Gerakan ketua Cin-ling-pai itu cepat bukan main. Tubuhnya yang tadinya duduk tiba-tiba meloncat ke depan, kakinya menendang dan tangan yang memegang pedang itu sudah terkena tendangan sehingga pedang yang mengancam leher itu terpental dan terjatuh ke atas lantai mengeluarkan suara nyaring.
Su Kiat terbelalak memandang kepada gurunya yang sudah berdiri di depannya. Sejenak ketua Cin-ling-pai itu menatap wajah murid yang dianggap bersalah itu, lalu dia mundur lagi, duduk di atas kursinya dengan sikap tenang.
"Siapa bersalah dan melanggar peraturan, dia harus menerima hukuman, tidak peduli apa pun alasannya!" kata ketua Cin-ling-pai itu dengan wajah dan sikap keras.
Wajah Su Kiat yang tadinya pucat itu kini berubah merah dan matanya melotot. "Mulai saat ini, saya Ciang Su Kiat bersumpah tidak menjadi murid Cin-ling-pai lagi, dan nyawa saya adalah milik saya pribadi, apa bila saya mau membunuh diri, siapa yang akan dapat menghalangi saya!" Berkata demikian, laki-laki yang sudah putus asa dan marah ini lalu menggerakkan tubuhnya hendak membenturkan kepalanya ke atas lantai!
"Jangan...!"
Berbareng dengan seruan ini, mendadak nampak bayangan berkelebat cepat bukan main dan tahu-tahu tubuh Su Kiat terangkat ke udara dan di lain saat tubuhnya sudah turun lagi bersama seorang pemuda yang gagah. Kiranya pemuda inilah yang tadi menyambar tubuh Su Kiat pada saat yang tepat sehingga menyelamatkan nyawa orang buntung yang sudah mengambil keputusan tetap hendak membunuh diri itu.
"Hui Song...!" Teriak isteri ketua Cin-ling-pai, wajahnya cantik dan yang sejak tadi nampak dingin saja itu, tiba-tiba berseri gembira dan sepasang matanya mengeluarkan sinar. Dia bangkit dari tempat duduknya. Nyonya ini memang berada dalam kedukaan besar karena selama ini dia sudah meragukan apakah puteranya itu masih hidup.
Hui Song cepat memberi hormat kepada ayah ibunya. "Ayah dan ibu, maafkan, aku akan membereskan urusan dengan Ciang-suheng ini. Ciang suheng, bunuh diri bukanlah cara yang baik bagi seorang gagah untuk mengatasi persoalan. Bahkan bunuh diri merupakan suatu perbuatan yang rendah dan pengecut."

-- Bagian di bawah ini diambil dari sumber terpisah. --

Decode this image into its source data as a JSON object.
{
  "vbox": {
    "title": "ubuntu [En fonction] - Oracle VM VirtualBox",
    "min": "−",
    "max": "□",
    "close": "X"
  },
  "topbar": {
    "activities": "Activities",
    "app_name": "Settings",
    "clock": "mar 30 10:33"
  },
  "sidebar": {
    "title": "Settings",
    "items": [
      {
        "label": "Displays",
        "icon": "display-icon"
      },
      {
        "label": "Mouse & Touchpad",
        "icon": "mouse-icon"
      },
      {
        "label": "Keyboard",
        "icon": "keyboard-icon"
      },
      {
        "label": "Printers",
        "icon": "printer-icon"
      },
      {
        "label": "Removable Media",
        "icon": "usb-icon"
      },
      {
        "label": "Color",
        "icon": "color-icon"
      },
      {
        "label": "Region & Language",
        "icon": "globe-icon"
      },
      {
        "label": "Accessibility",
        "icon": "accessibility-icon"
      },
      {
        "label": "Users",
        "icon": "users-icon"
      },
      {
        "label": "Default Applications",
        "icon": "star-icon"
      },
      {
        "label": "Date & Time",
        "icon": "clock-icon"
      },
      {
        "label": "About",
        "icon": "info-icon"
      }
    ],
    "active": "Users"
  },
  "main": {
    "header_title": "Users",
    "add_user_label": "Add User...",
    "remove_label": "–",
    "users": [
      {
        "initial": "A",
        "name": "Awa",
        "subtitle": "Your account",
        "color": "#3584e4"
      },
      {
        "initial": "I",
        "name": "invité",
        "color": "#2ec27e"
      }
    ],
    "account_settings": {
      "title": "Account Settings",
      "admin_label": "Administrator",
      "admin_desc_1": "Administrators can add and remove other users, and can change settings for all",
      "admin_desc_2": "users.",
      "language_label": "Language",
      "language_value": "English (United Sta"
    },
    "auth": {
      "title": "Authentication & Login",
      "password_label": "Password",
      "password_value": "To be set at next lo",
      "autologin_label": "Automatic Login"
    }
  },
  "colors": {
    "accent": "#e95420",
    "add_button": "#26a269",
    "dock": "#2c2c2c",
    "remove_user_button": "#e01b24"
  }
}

Dia segera menotok pundak dan pangkal lengan kiri yang buntung itu, dan menerima obat dari seorang saudara seperguruan, lalu mengobati luka itu dan membalutnya.
"Ambillah lengan buntungmu itu dan mari kita bereskan urusan ini dengan pembesar Coan tanpa Cin-ling-pai. Seorang gagah, berani berbuat juga harus berani bertanggung jawab!" Berkata demikian, Hui Song lalu menyambar tubuh Su Kiat yang sudah memungut lengan buntungnya, lantas sekali berkelebat dia pun lenyap dari tempat itu bersama suheng-nya yang sudah buntung lengannya.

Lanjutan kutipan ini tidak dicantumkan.